Shares of the country's biggest lender State Bank of India (SBIN.NS) have gained 32 percent so far this year, lagging a 46 percent gain in the bank index and a 57 percent jump in shares of privately held ICICI Bank (ICICIBANK.NS).

SBI and its associates control a quarter of all loans, and state-run banks as a sector corner 55 percent of all assets.

SBI cut its deposit rate by 25 basis points, its fourth cut in 2009, but has yet to reduce its lending rate. Chairman O.P. Bhatt said the economic recovery was yet to reflect on banks' asset growth and passing on rate cuts to customers will take time.

WORRIED POLICYMAKERS

With bank loan growth slowing sharply, policymakers worry that by not passing on to customers the deep cuts in official rates these banks may threaten an economic revival.

While the central bank has cut its main lending rate by 425 basis points since October, state-run banks have cut their lending rates by 150-200 bps.

Loan growth has slowed from around 27 percent in November to around 15 percent in early June and halved from rates of around 30 percent seen in the financial year to March 2008.

At a meeting with the heads of state-run banks last week, Finance Minister Pranab Mukherjee urged them to follow the central bank and reduce interest rates.

Bankers say more deposit rate cuts would lead to a flight of money from bank deposits to federal schemes that yield an attractive 8 percent tax-free rate.

"Banks are at a crossroads: if they keep cutting their deposit rates, they won't get the funds and if they don't get the resources what will they lend," said K. Ramakrishnan, chief executive of the Indian Banks Association, an industry body.

CARE research data showed these schemes have lost heavily to bank deposits which accounted for 55 percent of household schemes at March 2008. In 2004, these schemes garnered 20 percent of savings and their pool shrank by nearly 4 percent last year.

"To me, current interest rates are fair and are conducive enough for healthy loan growth when the economy turns," Ashish Parthasarthy, deputy treasurer at HDFC Bank, said.

Private sector lenders such as HDFC Bank and ICICI, while free from government pressure to cut rates, will still need to follow state-run banks or lose customers.

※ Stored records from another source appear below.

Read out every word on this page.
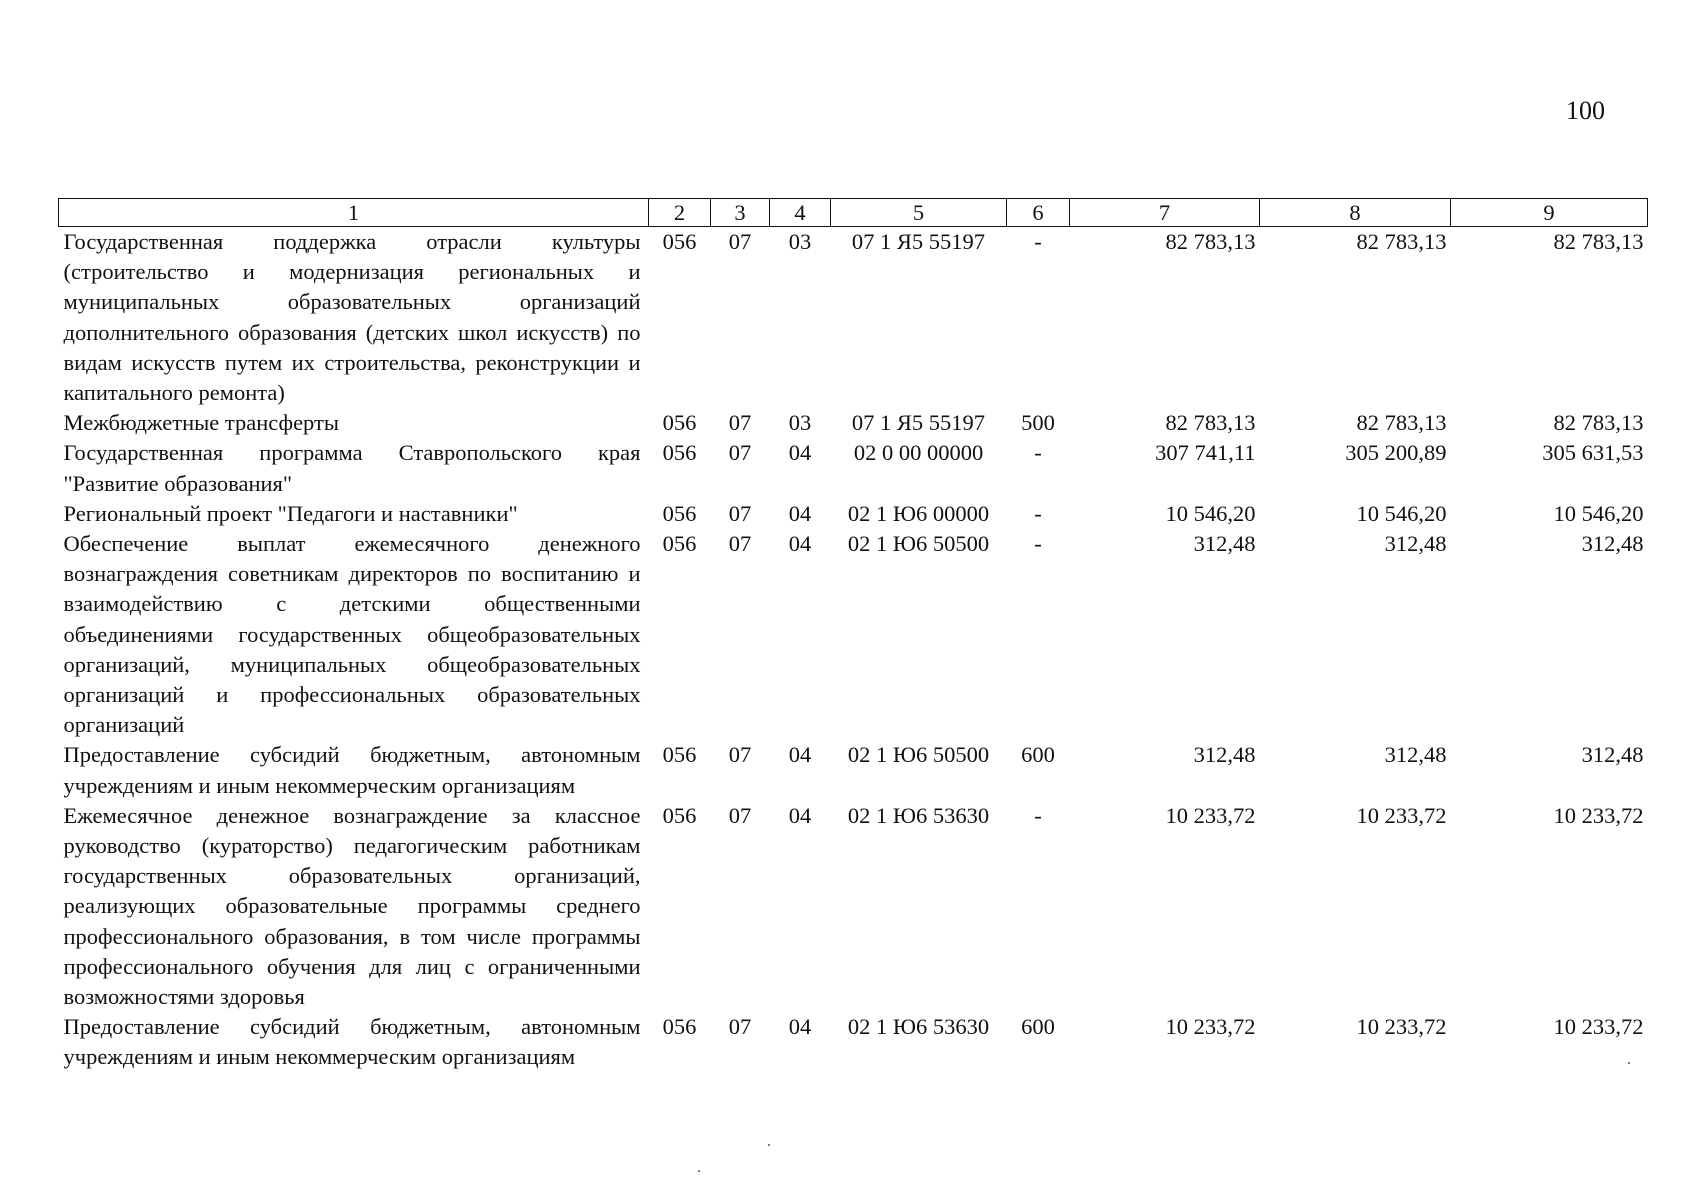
100
1	2	3	4	5	6	7	8	9
Государственная поддержка отрасли культуры (строительство и модернизация региональных и муниципальных образовательных организаций дополнительного образования (детских школ искусств) по видам искусств путем их строительства, реконструкции и капитального ремонта)	056	07	03	07 1 Я5 55197	-	82 783,13	82 783,13	82 783,13
Межбюджетные трансферты	056	07	03	07 1 Я5 55197	500	82 783,13	82 783,13	82 783,13
Государственная программа Ставропольского края "Развитие образования"	056	07	04	02 0 00 00000	-	307 741,11	305 200,89	305 631,53
Региональный проект "Педагоги и наставники"	056	07	04	02 1 Ю6 00000	-	10 546,20	10 546,20	10 546,20
Обеспечение выплат ежемесячного денежного вознаграждения советникам директоров по воспитанию и взаимодействию с детскими общественными объединениями государственных общеобразовательных организаций, муниципальных общеобразовательных организаций и профессиональных образовательных организаций	056	07	04	02 1 Ю6 50500	-	312,48	312,48	312,48
Предоставление субсидий бюджетным, автономным учреждениям и иным некоммерческим организациям	056	07	04	02 1 Ю6 50500	600	312,48	312,48	312,48
Ежемесячное денежное вознаграждение за классное руководство (кураторство) педагогическим работникам государственных образовательных организаций, реализующих образовательные программы среднего профессионального образования, в том числе программы профессионального обучения для лиц с ограниченными возможностями здоровья	056	07	04	02 1 Ю6 53630	-	10 233,72	10 233,72	10 233,72
Предоставление субсидий бюджетным, автономным учреждениям и иным некоммерческим организациям	056	07	04	02 1 Ю6 53630	600	10 233,72	10 233,72	10 233,72
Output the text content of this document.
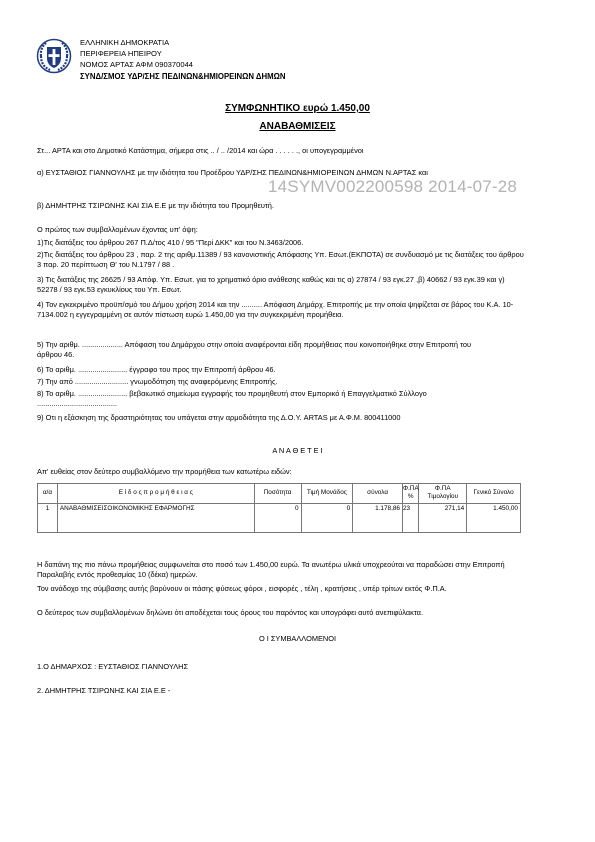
ΕΛΛΗΝΙΚΗ ΔΗΜΟΚΡΑΤΙΑ
ΠΕΡΙΦΕΡΕΙΑ ΗΠΕΙΡΟΥ
ΝΟΜΟΣ ΑΡΤΑΣ ΑΦΜ 090370044
ΣΥΝΔ/ΣΜΟΣ ΥΔΡ/ΣΗΣ ΠΕΔΙΝΩΝ&ΗΜΙΟΡΕΙΝΩΝ ΔΗΜΩΝ
ΣΥΜΦΩΝΗΤΙΚΟ ευρώ 1.450,00
ΑΝΑΒΑΘΜΙΣΕΙΣ
Στ... ΑΡΤΑ και στο Δημοτικό Κατάστημα, σήμερα στις .. / .. /2014 και ώρα . . . . . ., οι υπογεγραμμένοι
α) ΕΥΣΤΑΘΙΟΣ ΓΙΑΝΝΟΥΛΗΣ με την ιδιότητα του Προέδρου ΥΔΡ/ΣΗΣ ΠΕΔΙΝΩΝ&ΗΜΙΟΡΕΙΝΩΝ ΔΗΜΩΝ Ν.ΑΡΤΑΣ και
14SYMV002200598 2014-07-28
β) ΔΗΜΗΤΡΗΣ ΤΣΙΡΩΝΗΣ ΚΑΙ ΣΙΑ Ε.Ε με την ιδιότητα του Προμηθευτή.
Ο πρώτος των συμβαλλομένων έχοντας υπ' όψη:
1)Τις διατάξεις του άρθρου 267 Π.Δ/τος 410 / 95 "Περί ΔΚΚ" και του Ν.3463/2006.
2)Τις διατάξεις του άρθρου 23 , παρ. 2 της αριθμ.11389 / 93 κανονιστικής Απόφασης Υπ. Εσωτ.(ΕΚΠΟΤΑ) σε συνδυασμό με τις διατάξεις του άρθρου 3 παρ. 20 περίπτωση Θ' του Ν.1797 / 88 .
3) Τις διατάξεις της 26625 / 93 Απόφ. Υπ. Εσωτ. για το χρηματικό όριο ανάθεσης καθώς και τις α) 27874 / 93 εγκ.27 ,β) 40662 / 93 εγκ.39 και γ) 52278 / 93 εγκ.53 εγκυκλίους του Υπ. Εσωτ.
4) Τον εγκεκριμένο προϋπ/σμό του Δήμου χρήση 2014 και την .......... Απόφαση Δημάρχ. Επιτροπής με την οποία ψηφίζεται σε βάρος του Κ.Α. 10-7134.002 η εγγεγραμμένη σε αυτόν πίστωση ευρώ 1.450,00 για την συγκεκριμένη προμήθεια.
5) Την αριθμ. .................... Απόφαση του Δημάρχου στην οποία αναφέρονται είδη προμήθειας που κοινοποιήθηκε στην Επιτροπή του άρθρου 46.
6) Το αριθμ. ........................ έγγραφο του προς την Επιτροπή άρθρου 46.
7) Την από .......................... γνωμοδότηση της αναφερόμενης Επιτροπής.
8) Το αριθμ. ........................ βεβαιωτικό σημείωμα εγγραφής του προμηθευτή στον Εμπορικό ή Επαγγελματικό Σύλλογο .......................................
9) Οτι η εξάσκηση της δραστηριότητας του υπάγεται στην αρμοδιότητα της Δ.Ο.Υ. ARTAS με Α.Φ.Μ. 800411000
Α Ν Α Θ Ε Τ Ε Ι
Απ' ευθείας στον δεύτερο συμβαλλόμενο την προμήθεια των κατωτέρω ειδών:
α/α	Ε ί δ ο ς π ρ ο μ ή θ ε ι α ς	Ποσότητα	Τιμή Μονάδος	σύνολα	Φ.ΠΑ %	Φ.ΠΑ Τιμολογίου	Γενικό Σύνολο
1	ΑΝΑΒΑΘΜΙΣΕΙΣΟΙΚΟΝΟΜΙΚΗΣ ΕΦΑΡΜΟΓΗΣ	0	0	1.178,86	23	271,14	1.450,00
Η δαπάνη της πιο πάνω προμήθειας συμφωνείται στο ποσό των 1.450,00 ευρώ. Τα ανωτέρω υλικά υποχρεούται να παραδώσει στην Επιτροπή Παραλαβής εντός προθεσμίας 10 (δέκα) ημερών.
Τον ανάδοχο της σύμβασης αυτής βαρύνουν οι πάσης φύσεως φόροι , εισφορές , τέλη , κρατήσεις , υπέρ τρίτων εκτός Φ.Π.Α.
Ο δεύτερος των συμβαλλομένων δηλώνει ότι αποδέχεται τους όρους του παρόντος και υπογράφει αυτό ανεπιφύλακτα.
Ο Ι ΣΥΜΒΑΛΛΟΜΕΝΟΙ
1.Ο ΔΗΜΑΡΧΟΣ : ΕΥΣΤΑΘΙΟΣ ΓΙΑΝΝΟΥΛΗΣ
2. ΔΗΜΗΤΡΗΣ ΤΣΙΡΩΝΗΣ ΚΑΙ ΣΙΑ Ε.Ε -
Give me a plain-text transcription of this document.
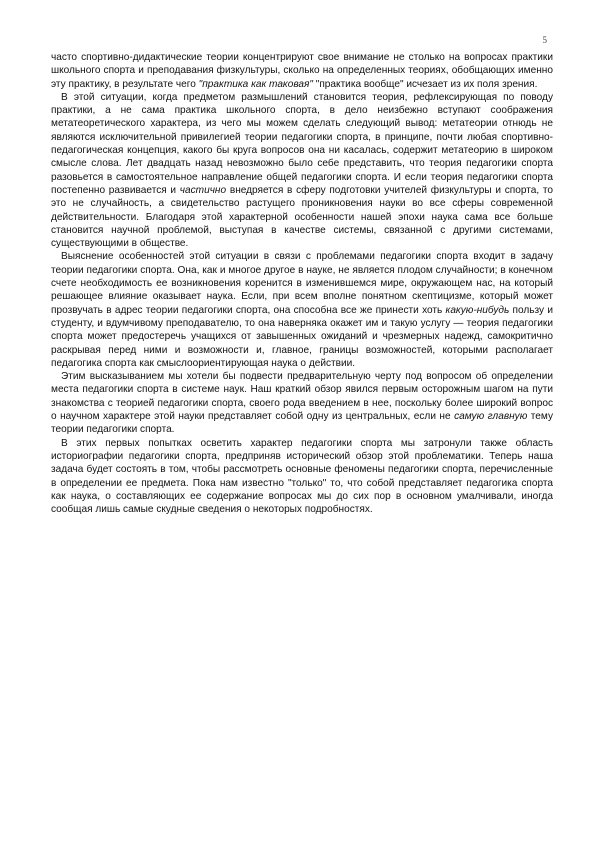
5

часто спортивно-дидактические теории концентрируют свое внимание не столько на вопросах практики школьного спорта и преподавания физкультуры, сколько на определенных теориях, обобщающих именно эту практику, в результате чего "практика как таковая" "практика вообще" исчезает из их поля зрения.

В этой ситуации, когда предметом размышлений становится теория, рефлексирующая по поводу практики, а не сама практика школьного спорта, в дело неизбежно вступают соображения метатеоретического характера, из чего мы можем сделать следующий вывод: метатеории отнюдь не являются исключительной привилегией теории педагогики спорта, в принципе, почти любая спортивно-педагогическая концепция, какого бы круга вопросов она ни касалась, содержит метатеорию в широком смысле слова. Лет двадцать назад невозможно было себе представить, что теория педагогики спорта разовьется в самостоятельное направление общей педагогики спорта. И если теория педагогики спорта постепенно развивается и частично внедряется в сферу подготовки учителей физкультуры и спорта, то это не случайность, а свидетельство растущего проникновения науки во все сферы современной действительности. Благодаря этой характерной особенности нашей эпохи наука сама все больше становится научной проблемой, выступая в качестве системы, связанной с другими системами, существующими в обществе.

Выяснение особенностей этой ситуации в связи с проблемами педагогики спорта входит в задачу теории педагогики спорта. Она, как и многое другое в науке, не является плодом случайности; в конечном счете необходимость ее возникновения коренится в изменившемся мире, окружающем нас, на который решающее влияние оказывает наука. Если, при всем вполне понятном скептицизме, который может прозвучать в адрес теории педагогики спорта, она способна все же принести хоть какую-нибудь пользу и студенту, и вдумчивому преподавателю, то она наверняка окажет им и такую услугу — теория педагогики спорта может предостеречь учащихся от завышенных ожиданий и чрезмерных надежд, самокритично раскрывая перед ними и возможности и, главное, границы возможностей, которыми располагает педагогика спорта как смыслоориентирующая наука о действии.

Этим высказыванием мы хотели бы подвести предварительную черту под вопросом об определении места педагогики спорта в системе наук. Наш краткий обзор явился первым осторожным шагом на пути знакомства с теорией педагогики спорта, своего рода введением в нее, поскольку более широкий вопрос о научном характере этой науки представляет собой одну из центральных, если не самую главную тему теории педагогики спорта.

В этих первых попытках осветить характер педагогики спорта мы затронули также область историографии педагогики спорта, предприняв исторический обзор этой проблематики. Теперь наша задача будет состоять в том, чтобы рассмотреть основные феномены педагогики спорта, перечисленные в определении ее предмета. Пока нам известно "только" то, что собой представляет педагогика спорта как наука, о составляющих ее содержание вопросах мы до сих пор в основном умалчивали, иногда сообщая лишь самые скудные сведения о некоторых подробностях.
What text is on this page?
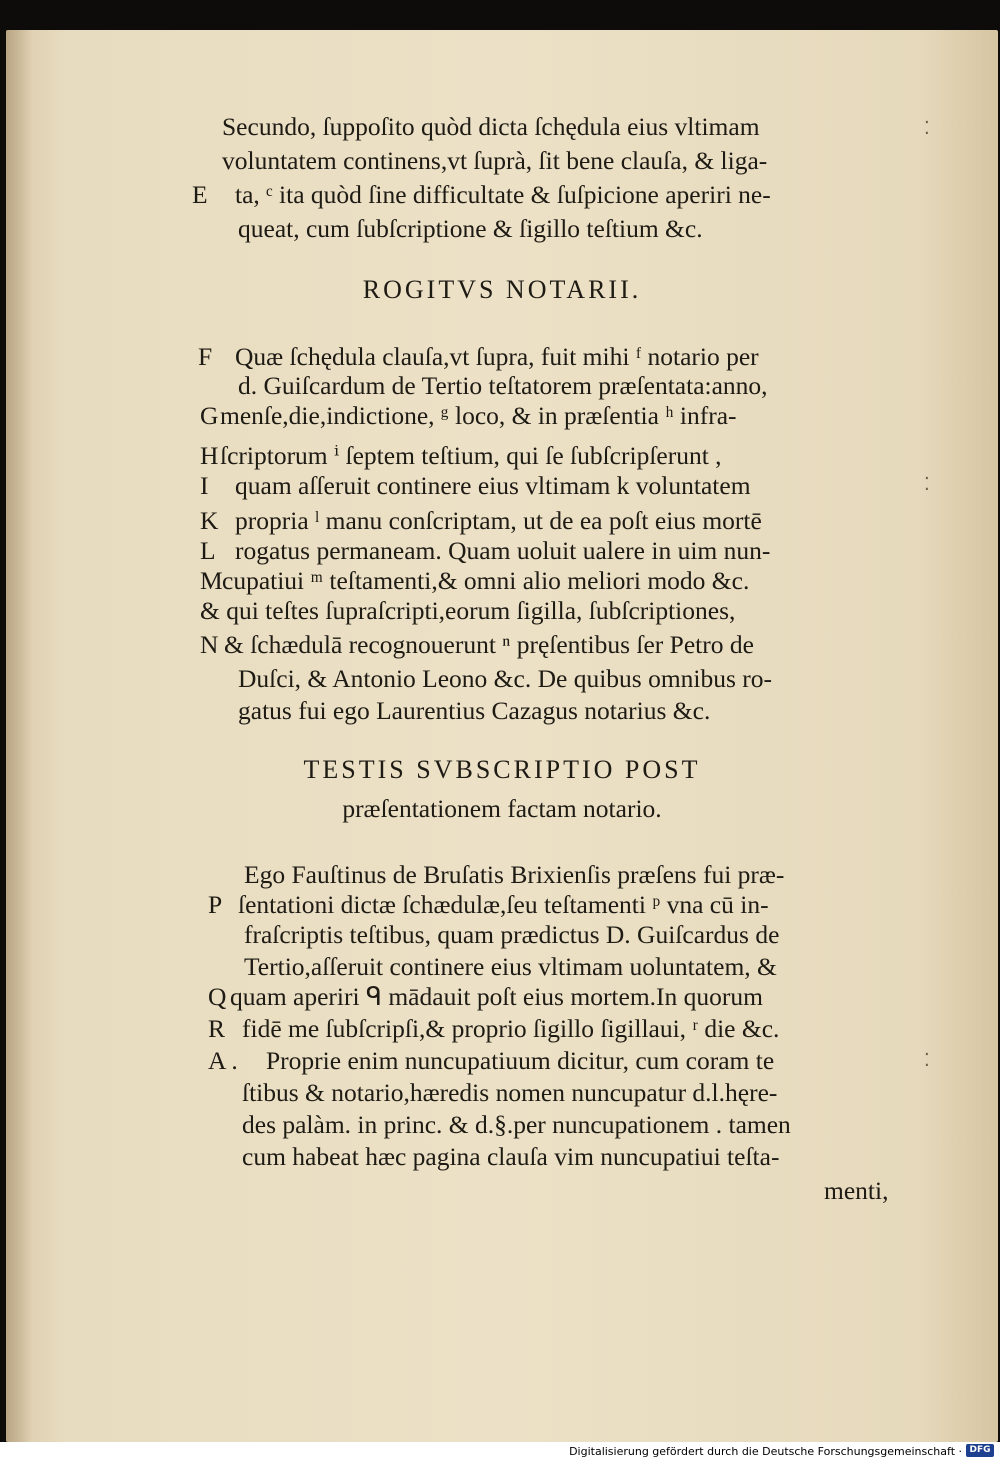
Secundo, ſuppoſito quòd dicta ſchędula eius vltimam
voluntatem continens,vt ſuprà, ſit bene clauſa, & liga-
E ta, ᶜ ita quòd ſine difficultate & ſuſpicione aperiri ne-
queat, cum ſubſcriptione & ſigillo teſtium &c.
ROGITVS NOTARII.
F Quæ ſchędula clauſa,vt ſupra, fuit mihi ᶠ notario per
d. Guiſcardum de Tertio teſtatorem præſentata:anno,
G menſe,die,indictione, ᵍ loco, & in præſentia ʰ infra-
H ſcriptorum ⁱ ſeptem teſtium, qui ſe ſubſcripſerunt ,
I quam aſſeruit continere eius vltimam k voluntatem
K propria ˡ manu conſcriptam, ut de ea poſt eius mortē
L rogatus permaneam. Quam uoluit ualere in uim nun-
M cupatiui ᵐ teſtamenti,& omni alio meliori modo &c.
& qui teſtes ſupraſcripti,eorum ſigilla, ſubſcriptiones,
N & ſchædulā recognouerunt ⁿ pręſentibus ſer Petro de
Duſci, & Antonio Leono &c. De quibus omnibus ro-
gatus fui ego Laurentius Cazagus notarius &c.
TESTIS SVBSCRIPTIO POST
præſentationem factam notario.
Ego Fauſtinus de Bruſatis Brixienſis præſens fui præ-
P ſentationi dictæ ſchædulæ,ſeu teſtamenti ᵖ vna cū in-
fraſcriptis teſtibus, quam prædictus D. Guiſcardus de
Tertio,aſſeruit continere eius vltimam uoluntatem, &
Q quam aperiri ᑫ mādauit poſt eius mortem.In quorum
R fidē me ſubſcripſi,& proprio ſigillo ſigillaui, ʳ die &c.
A . Proprie enim nuncupatiuum dicitur, cum coram te
ſtibus & notario,hæredis nomen nuncupatur d.l.hęre-
des palàm. in princ. & d.§.per nuncupationem . tamen
cum habeat hæc pagina clauſa vim nuncupatiui teſta-
menti,
⁚
⁚
⁚
Digitalisierung gefördert durch die Deutsche Forschungsgemeinschaft · DFG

Angel Broking analyst Vaibhav Agrawal estimates a 10-20 bps drop in margins in the next two quarters after a 40 bps fall in the March quarter.

Privately held banks such as ICICI, Yes Bank (YESBANK.NS), Kotak Mahindra Bank (KOTAKBANK.NS) and mid- to smaller state-run banks such as Dena Bank, Corporation Bank and Oriental Bank of Commerce (ORIENTBAN.NS) will gain as they rely more on bulk deposits, he said.

Goldman Sachs said banks' return on equity will fall to 14.3 percent in 2009 from 16.6 percent a year ago as net interest margin shrinks to 3.45 percent from 3.65 percent in 2008, with state-run banks being affected the most.

Another factor worrying banks are rising bond yields.

Banks have to park roughly a quarter of their deposits in bonds, and benchmark yields are up 156 bps this year, squeezing their margins.

"You can't have a situation where banks' deposit rates are falling and benchmark yields are going up," said J. M Garg, chairman of state-run Corporation Bank.